L’aventure Cubaine de Laurent Cantet n’en est pas à sa première approche puisque le cinéaste avait déjà fait de nombreux séjours de travail sur l’île où ses films ont également fait l’objet de projections au Festival de la Havane . La première concrétisation d’une collaboration avec les artistes Cubains rencontrés alors , fut sa participation au film collectif 7 Jours à la Havane pour lequel il réalisa un sketch avec en collaboration au scénario avec l’écrivain, Léonardo Pardura dont il est un des fervents admirateurs. La collaboration fructueuse ne pouvait dès lors que se prolonger autour d ‘un thème qui leur était cher , celui de l’individu confronté aux soubresauts de l’histoire et du réel. Le cinéma de Laurent Cantet qui a souvent exploré l’intime lien entre destin personnel ( et collectif ) lié au contexte politique , fait écho à celui des œuvres de l’écrivain Léonardo Pardura dont les récits en sont imprégnés, et l’évidence ici , ne fait aucun doute . Avec les expériences et destins croisés de ces amis réunis pour fêter le retour d’exil de l’un d’entr’eux et qui ont traversé les périodes de désillusions successives, dont ils vont confronter leur vécu en une sorte de chassé -croisé de confidences douloureuses, assorties de quelques conflits concernant les choix personnels faits lors de cette « période spéciale » de privation de libertés qui a laissé des traces .
Réunis sur la terrasse au sommet d’un immeuble tout au long d’une nuit blanche de souvenirs échangés , leur conversation a cinq voix , va se faire emblématique du même débat qui a traversé la société Cubaine au long des dérives d’une Révolution qui devait changer leur vies et qui a brisé le rêve installant peur et soumission. Contraignant certains à l’exil, pour échapper aux risques de poursuites et à la prison, pour «déviationnisme »

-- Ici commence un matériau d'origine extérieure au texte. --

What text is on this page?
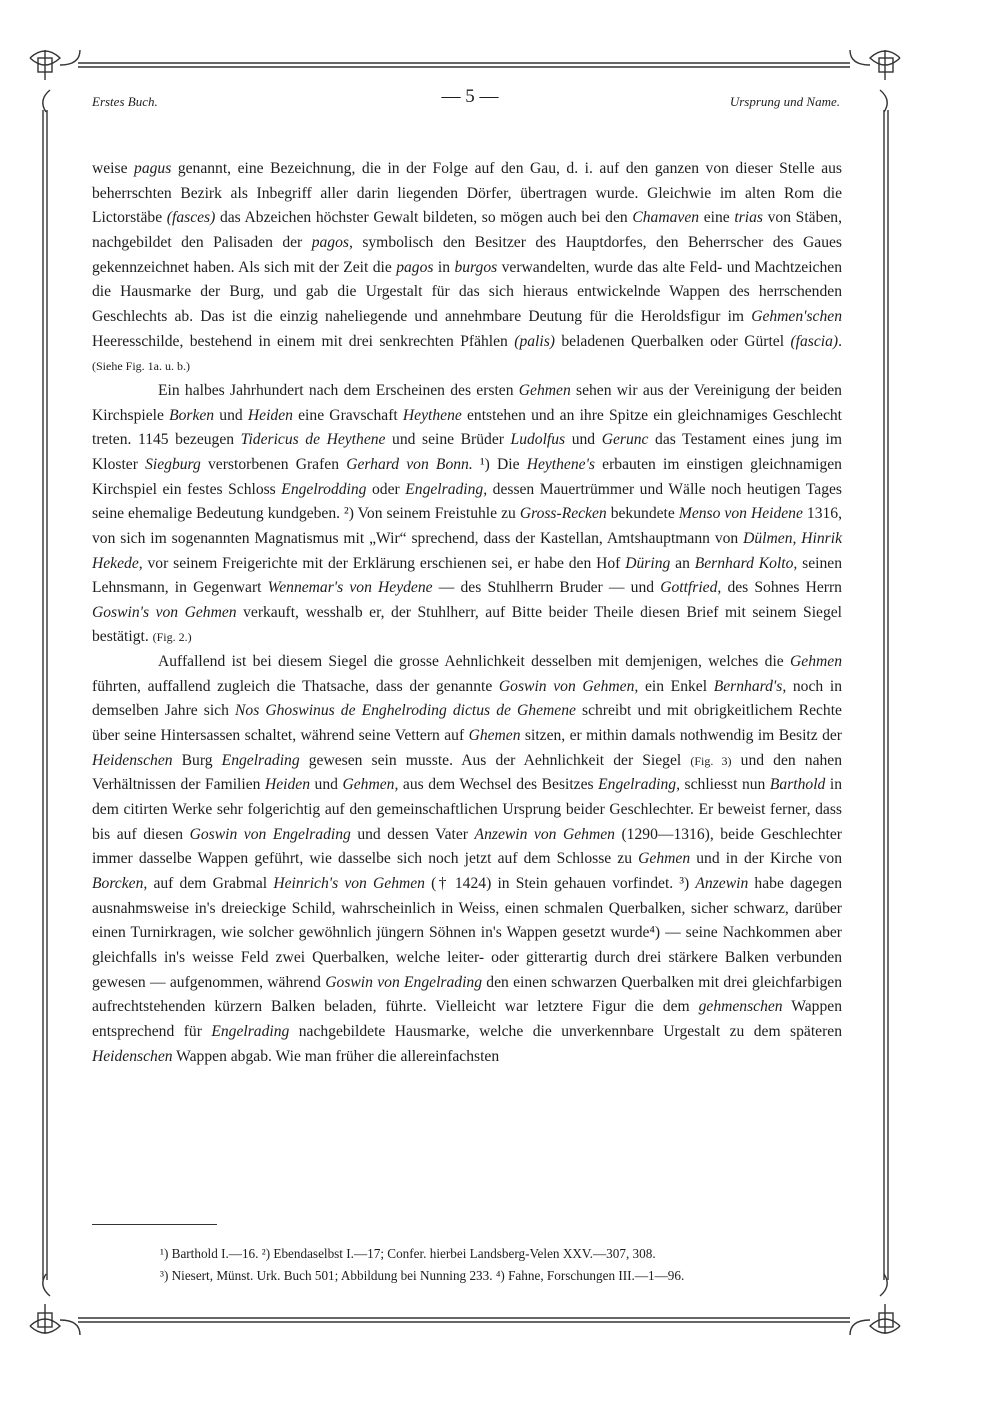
Erstes Buch.	— 5 —	Ursprung und Name.

weise pagus genannt, eine Bezeichnung, die in der Folge auf den Gau, d. i. auf den ganzen von dieser Stelle aus beherrschten Bezirk als Inbegriff aller darin liegenden Dörfer, übertragen wurde. Gleichwie im alten Rom die Lictorstäbe (fasces) das Abzeichen höchster Gewalt bildeten, so mögen auch bei den Chamaven eine trias von Stäben, nachgebildet den Palisaden der pagos, symbolisch den Besitzer des Hauptdorfes, den Beherrscher des Gaues gekennzeichnet haben. Als sich mit der Zeit die pagos in burgos verwandelten, wurde das alte Feld- und Machtzeichen die Hausmarke der Burg, und gab die Urgestalt für das sich hieraus entwickelnde Wappen des herrschenden Geschlechts ab. Das ist die einzig naheliegende und annehmbare Deutung für die Heroldsfigur im Gehmen'schen Heeresschilde, bestehend in einem mit drei senkrechten Pfählen (palis) beladenen Querbalken oder Gürtel (fascia). (Siehe Fig. 1a. u. b.)

Ein halbes Jahrhundert nach dem Erscheinen des ersten Gehmen sehen wir aus der Vereinigung der beiden Kirchspiele Borken und Heiden eine Gravschaft Heythene entstehen und an ihre Spitze ein gleichnamiges Geschlecht treten. 1145 bezeugen Tidericus de Heythene und seine Brüder Ludolfus und Gerunc das Testament eines jung im Kloster Siegburg verstorbenen Grafen Gerhard von Bonn. ¹) Die Heythene's erbauten im einstigen gleichnamigen Kirchspiel ein festes Schloss Engelrodding oder Engelrading, dessen Mauertrümmer und Wälle noch heutigen Tages seine ehemalige Bedeutung kundgeben. ²) Von seinem Freistuhle zu Gross-Recken bekundete Menso von Heidene 1316, von sich im sogenannten Magnatismus mit „Wir“ sprechend, dass der Kastellan, Amtshauptmann von Dülmen, Hinrik Hekede, vor seinem Freigerichte mit der Erklärung erschienen sei, er habe den Hof Düring an Bernhard Kolto, seinen Lehnsmann, in Gegenwart Wennemar's von Heydene — des Stuhlherrn Bruder — und Gottfried, des Sohnes Herrn Goswin's von Gehmen verkauft, wesshalb er, der Stuhlherr, auf Bitte beider Theile diesen Brief mit seinem Siegel bestätigt. (Fig. 2.)

Auffallend ist bei diesem Siegel die grosse Aehnlichkeit desselben mit demjenigen, welches die Gehmen führten, auffallend zugleich die Thatsache, dass der genannte Goswin von Gehmen, ein Enkel Bernhard's, noch in demselben Jahre sich Nos Ghoswinus de Enghelroding dictus de Ghemene schreibt und mit obrigkeitlichem Rechte über seine Hintersassen schaltet, während seine Vettern auf Ghemen sitzen, er mithin damals nothwendig im Besitz der Heidenschen Burg Engelrading gewesen sein musste. Aus der Aehnlichkeit der Siegel (Fig. 3) und den nahen Verhältnissen der Familien Heiden und Gehmen, aus dem Wechsel des Besitzes Engelrading, schliesst nun Barthold in dem citirten Werke sehr folgerichtig auf den gemeinschaftlichen Ursprung beider Geschlechter. Er beweist ferner, dass bis auf diesen Goswin von Engelrading und dessen Vater Anzewin von Gehmen (1290—1316), beide Geschlechter immer dasselbe Wappen geführt, wie dasselbe sich noch jetzt auf dem Schlosse zu Gehmen und in der Kirche von Borcken, auf dem Grabmal Heinrich's von Gehmen († 1424) in Stein gehauen vorfindet. ³) Anzewin habe dagegen ausnahmsweise in's dreieckige Schild, wahrscheinlich in Weiss, einen schmalen Querbalken, sicher schwarz, darüber einen Turnirkragen, wie solcher gewöhnlich jüngern Söhnen in's Wappen gesetzt wurde⁴) — seine Nachkommen aber gleichfalls in's weisse Feld zwei Querbalken, welche leiter- oder gitterartig durch drei stärkere Balken verbunden gewesen — aufgenommen, während Goswin von Engelrading den einen schwarzen Querbalken mit drei gleichfarbigen aufrechtstehenden kürzern Balken beladen, führte. Vielleicht war letztere Figur die dem gehmenschen Wappen entsprechend für Engelrading nachgebildete Hausmarke, welche die unverkennbare Urgestalt zu dem späteren Heidenschen Wappen abgab. Wie man früher die allereinfachsten

¹) Barthold I.—16. ²) Ebendaselbst I.—17; Confer. hierbei Landsberg-Velen XXV.—307, 308.
³) Niesert, Münst. Urk. Buch 501; Abbildung bei Nunning 233. ⁴) Fahne, Forschungen III.—1—96.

C’est cet enjeu et cette réflexion sur les années de désillusions , qui se retrouve au cœur d’une sorte de huis clos sur cette terrasse ouverte sur l’extérieur ( les immeubles voisins et la vue sur la mer…). Et celui qui va être au cœur de l’action qui va déclencher la revue en bonne et due forme de tous les épisodes qui ont marqué leurs vies, c’est cet homme et ami de retour après 16 ans d’exil, Amadeo ( Nestor Jimenez ) , qui , avec sa bande de copains intellectuels a subi ( à l’image de nombreux autres ) , les effets de cette fameuse « période spéciale » décrétée par Fidel Castro en 1992 qui a mis définitivement fin aux rêves et espoirs d’une génération. La colère de ce « quintet » et la douleur est toujours vive comme les interrogations et les questionnements sur les zones d’ombres qui entourent les raisons de l’exil et du retour d’Amadéo, mais celles aussi, des drames personnels vécus par ses amis qui sont restés ,et les traumatismes qu’ils ont subis.

Donc, autour d’Amadéo écrivain qui a choisi l’exil pour garder sa liberté d’écriture , il y a le peintre (Fernando Hechevarria) un moment adulé par l’establishment mais dont la liberté de ton finit par être perçue comme un danger et qui le voit contraint à mettre en veilleuse sa créativité. Il y a , la femme et l’amie , Tania ( Isabel Santos ) qui a après de études et une carrière prometteuse dans la médecine a dû se mettre en retrait et accepter un salaire de misère , et vit désormais, seule depuis que les enfants ont choisi l’exil et le rêve Américain de Miami . Il y a Eddy ( Jorge Perugorria) qui pour ne plus subir les humiliations a choisi de « vivre » ….et de « collaborer » avec les autorités. Il y a , enfin Aldo ( Pedro Julio Diaz Ferran) qui vit d’expédients et dont le fils, Yoénis , rêve de quitter lui aussi l’île . C’est Aldo qui reçoit les amis et les régale des délicieux Haricots noirs au riz préparés amoureusement par sa mère ( Carmen solar ) dont la vie semble suspendue à l’espoir de voir le groupe rester toujours uni , car c’est peut-être cette amitié indéfectible qui leur a permis de survivre et de ne pas s’avouer vaincus …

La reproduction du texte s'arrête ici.